TRSi Installer Trojan - Markus Schmall

Contents | < Browse | Browse >
 Warning !

 The file TRSi-INS.lha is NO TRSi release and contains a fucking trojan !
 In the middle of the 10.6.1995. one of our members (NIKE/TRSi) got a call
 on the BBS from a guy called GRYZOR, who is supposed to be the leader of
 Circle of Power (COP), and this guy said to NIKE that TRSi is lame and
 such things. Later he uploaded there a file called TRSi-INS.lha to this
 board and NIKE wondered a little bit and contacted me and the other TRSi
 guys. So this virus is now (10.6.1995. 18:30 o`clock) about 6 hours old.
 Let us stop this bastard and finally get a solution for the COP problem
 (hi Apollo and Noise Belch).

 Here is my first analysis of the virus, which is a little bit short, but
 I ran totally out of time.

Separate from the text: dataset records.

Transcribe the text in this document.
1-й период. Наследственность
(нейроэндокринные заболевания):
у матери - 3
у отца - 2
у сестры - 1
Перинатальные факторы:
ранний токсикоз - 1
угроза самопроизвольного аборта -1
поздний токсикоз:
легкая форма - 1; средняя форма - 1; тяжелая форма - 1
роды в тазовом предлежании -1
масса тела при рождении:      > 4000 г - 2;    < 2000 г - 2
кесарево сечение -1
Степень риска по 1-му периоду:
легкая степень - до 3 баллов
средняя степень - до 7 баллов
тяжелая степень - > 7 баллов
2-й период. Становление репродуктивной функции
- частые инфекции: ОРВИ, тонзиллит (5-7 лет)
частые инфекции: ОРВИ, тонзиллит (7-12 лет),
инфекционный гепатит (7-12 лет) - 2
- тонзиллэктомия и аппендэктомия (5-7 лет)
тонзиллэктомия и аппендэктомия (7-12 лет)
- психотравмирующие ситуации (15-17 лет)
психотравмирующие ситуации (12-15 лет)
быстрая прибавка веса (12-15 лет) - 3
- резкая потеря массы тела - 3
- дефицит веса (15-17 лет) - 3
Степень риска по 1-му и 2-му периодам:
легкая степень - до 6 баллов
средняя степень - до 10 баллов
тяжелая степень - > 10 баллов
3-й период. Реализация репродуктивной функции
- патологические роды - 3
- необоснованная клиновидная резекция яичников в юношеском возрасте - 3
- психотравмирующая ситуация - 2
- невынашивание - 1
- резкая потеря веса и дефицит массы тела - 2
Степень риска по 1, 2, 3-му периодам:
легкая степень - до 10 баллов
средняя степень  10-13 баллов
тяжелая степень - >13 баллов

Sorry dudes..

 Biomechanic Trojan
 ------------------

 other possible names: TRSI-INS Trojan
 Type: Destruction only
 Destruction caused by: simple bytemodification

 This is NO TRSi release ! It is just a FAKE !

 In the File-ID it is stated that this are some hd installers for actual
 games. In real this is just a trojan, which will manipulate your files
 on your HD.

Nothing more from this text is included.